Kini and Adams is a 1997 Burkinabé drama film directed by Idrissa Ouedraogo. It was filmed in Zimbabwe in English language.

==Plot==
Somewhere in southern Africa, in a huge region populated by poor peasants, two friends dream of a better life, far from their village, and decide to leave and make their dream come true. In order to leave, they attempt to repair an old car with second-hand spare parts, but their family and friends make fun of them. Little by little, their impetus dies down and so does their friendship.
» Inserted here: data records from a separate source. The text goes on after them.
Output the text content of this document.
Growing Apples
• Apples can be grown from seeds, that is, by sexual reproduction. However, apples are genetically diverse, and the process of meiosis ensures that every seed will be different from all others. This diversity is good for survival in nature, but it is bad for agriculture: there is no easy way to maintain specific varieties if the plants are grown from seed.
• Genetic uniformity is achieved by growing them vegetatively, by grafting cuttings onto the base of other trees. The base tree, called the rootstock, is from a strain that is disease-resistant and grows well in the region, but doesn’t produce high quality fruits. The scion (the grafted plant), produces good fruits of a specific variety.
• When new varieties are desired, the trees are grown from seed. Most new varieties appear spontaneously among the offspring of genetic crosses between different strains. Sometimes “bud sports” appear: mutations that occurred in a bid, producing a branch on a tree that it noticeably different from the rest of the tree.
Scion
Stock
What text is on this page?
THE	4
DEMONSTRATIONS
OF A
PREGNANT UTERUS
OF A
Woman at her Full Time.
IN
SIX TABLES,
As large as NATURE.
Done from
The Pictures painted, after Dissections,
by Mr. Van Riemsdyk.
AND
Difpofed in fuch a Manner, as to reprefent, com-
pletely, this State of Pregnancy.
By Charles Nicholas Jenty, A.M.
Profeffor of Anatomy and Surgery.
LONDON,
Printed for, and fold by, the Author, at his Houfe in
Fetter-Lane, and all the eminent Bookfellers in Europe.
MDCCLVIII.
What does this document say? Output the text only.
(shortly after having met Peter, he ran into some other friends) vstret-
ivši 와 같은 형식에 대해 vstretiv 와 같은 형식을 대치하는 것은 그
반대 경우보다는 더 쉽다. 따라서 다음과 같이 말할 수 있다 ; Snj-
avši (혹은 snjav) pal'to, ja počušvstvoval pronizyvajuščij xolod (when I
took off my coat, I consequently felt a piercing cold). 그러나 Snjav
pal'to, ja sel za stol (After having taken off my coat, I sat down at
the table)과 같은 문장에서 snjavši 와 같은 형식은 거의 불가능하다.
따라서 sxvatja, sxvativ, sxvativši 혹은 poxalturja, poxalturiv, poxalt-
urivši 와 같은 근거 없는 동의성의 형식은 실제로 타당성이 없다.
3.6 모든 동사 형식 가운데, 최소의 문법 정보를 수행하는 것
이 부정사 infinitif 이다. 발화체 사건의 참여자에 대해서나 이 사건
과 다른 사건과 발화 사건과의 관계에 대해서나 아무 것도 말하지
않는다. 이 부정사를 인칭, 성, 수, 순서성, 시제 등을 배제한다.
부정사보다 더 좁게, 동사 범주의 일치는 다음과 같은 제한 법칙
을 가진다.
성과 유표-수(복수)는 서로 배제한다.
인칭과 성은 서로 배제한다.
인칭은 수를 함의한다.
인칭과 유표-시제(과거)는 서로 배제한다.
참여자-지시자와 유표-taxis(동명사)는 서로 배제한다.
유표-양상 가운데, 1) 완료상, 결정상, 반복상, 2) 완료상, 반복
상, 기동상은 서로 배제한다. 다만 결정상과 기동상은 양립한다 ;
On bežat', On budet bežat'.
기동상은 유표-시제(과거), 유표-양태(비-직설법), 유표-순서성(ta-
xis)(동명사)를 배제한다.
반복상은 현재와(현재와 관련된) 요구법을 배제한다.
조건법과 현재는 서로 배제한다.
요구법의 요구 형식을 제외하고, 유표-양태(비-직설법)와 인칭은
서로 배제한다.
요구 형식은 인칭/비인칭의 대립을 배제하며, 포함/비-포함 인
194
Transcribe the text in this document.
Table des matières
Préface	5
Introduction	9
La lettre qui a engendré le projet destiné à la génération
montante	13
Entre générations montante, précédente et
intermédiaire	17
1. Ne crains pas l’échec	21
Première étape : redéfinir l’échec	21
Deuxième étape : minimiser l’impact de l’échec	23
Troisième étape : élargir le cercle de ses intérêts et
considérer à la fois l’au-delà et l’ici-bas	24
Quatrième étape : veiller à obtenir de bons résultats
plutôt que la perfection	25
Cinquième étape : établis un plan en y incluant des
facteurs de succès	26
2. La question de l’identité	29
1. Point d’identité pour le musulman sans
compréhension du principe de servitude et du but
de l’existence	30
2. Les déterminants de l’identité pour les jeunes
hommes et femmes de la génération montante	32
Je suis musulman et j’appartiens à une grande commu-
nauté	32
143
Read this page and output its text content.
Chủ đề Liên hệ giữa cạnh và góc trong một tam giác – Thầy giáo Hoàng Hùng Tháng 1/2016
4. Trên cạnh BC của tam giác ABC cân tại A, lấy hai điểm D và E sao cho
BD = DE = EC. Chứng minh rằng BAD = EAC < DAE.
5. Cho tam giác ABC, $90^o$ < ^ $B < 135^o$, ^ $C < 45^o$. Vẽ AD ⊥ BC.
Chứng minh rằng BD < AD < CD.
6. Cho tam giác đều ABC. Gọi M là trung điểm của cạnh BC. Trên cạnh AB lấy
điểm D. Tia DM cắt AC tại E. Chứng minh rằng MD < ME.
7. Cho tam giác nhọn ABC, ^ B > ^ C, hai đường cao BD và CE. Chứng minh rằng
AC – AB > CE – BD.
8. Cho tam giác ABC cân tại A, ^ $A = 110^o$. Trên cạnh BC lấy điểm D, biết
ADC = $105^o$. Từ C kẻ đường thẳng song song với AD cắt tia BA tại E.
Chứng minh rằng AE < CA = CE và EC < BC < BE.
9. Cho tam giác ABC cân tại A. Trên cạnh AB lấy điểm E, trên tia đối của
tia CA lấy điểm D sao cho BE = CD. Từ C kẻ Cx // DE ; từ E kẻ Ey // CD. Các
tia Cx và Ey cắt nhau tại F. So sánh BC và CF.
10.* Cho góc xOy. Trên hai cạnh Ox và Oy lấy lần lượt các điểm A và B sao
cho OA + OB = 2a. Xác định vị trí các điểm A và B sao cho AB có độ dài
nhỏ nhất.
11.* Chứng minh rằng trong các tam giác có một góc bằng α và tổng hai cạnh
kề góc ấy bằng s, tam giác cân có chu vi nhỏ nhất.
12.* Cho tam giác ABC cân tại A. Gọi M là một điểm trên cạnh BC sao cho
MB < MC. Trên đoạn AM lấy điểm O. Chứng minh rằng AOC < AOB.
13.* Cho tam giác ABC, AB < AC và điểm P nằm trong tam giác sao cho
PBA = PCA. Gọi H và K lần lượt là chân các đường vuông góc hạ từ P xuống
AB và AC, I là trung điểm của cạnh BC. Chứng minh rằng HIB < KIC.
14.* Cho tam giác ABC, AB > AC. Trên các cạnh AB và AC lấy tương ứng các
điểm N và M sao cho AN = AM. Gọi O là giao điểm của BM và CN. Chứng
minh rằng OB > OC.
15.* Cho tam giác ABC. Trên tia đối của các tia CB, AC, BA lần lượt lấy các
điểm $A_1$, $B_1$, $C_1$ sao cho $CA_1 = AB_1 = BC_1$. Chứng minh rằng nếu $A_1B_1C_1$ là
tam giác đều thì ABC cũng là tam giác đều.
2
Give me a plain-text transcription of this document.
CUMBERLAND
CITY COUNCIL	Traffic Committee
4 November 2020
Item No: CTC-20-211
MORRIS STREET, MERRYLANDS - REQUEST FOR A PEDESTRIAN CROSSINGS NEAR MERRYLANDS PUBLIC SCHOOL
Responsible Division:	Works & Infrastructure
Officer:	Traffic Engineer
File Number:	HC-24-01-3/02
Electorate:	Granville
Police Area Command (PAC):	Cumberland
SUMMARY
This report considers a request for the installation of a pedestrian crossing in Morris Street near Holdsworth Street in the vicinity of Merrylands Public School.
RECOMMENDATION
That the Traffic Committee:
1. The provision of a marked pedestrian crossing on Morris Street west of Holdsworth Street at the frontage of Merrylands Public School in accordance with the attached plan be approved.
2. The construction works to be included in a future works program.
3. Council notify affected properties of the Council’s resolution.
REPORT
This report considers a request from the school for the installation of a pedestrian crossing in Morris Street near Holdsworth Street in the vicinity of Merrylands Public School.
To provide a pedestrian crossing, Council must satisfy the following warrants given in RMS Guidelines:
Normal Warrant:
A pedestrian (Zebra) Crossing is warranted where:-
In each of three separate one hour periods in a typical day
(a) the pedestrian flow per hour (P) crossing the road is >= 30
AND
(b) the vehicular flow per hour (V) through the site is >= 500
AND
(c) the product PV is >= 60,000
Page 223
Finally, bitterness and jealousy put an end to the friendship between the two men and they become fierce enemies.

==Cast==
- Vusi Kunene as Kini
- David Mohloki as Adams
- Nthati Moshesh as Aida
- John Kani as Ben
- Netsayi Chigwendere as Binja
- Fidelis Cheza as Tapera
- Sibongile Mlambo as Bongi
- Simon Shumba as Pedlar
- Walter Muparutsa as Big Oaf
- Tisa Chifunyise as Big Oaf's Wife

==Reception==
For this film, Idrissa Ouedraogo was nominated for the Palme d'Or at the 1997 Cannes Film Festival and won the Jury prize at the 1998 Bermuda International Film Festival.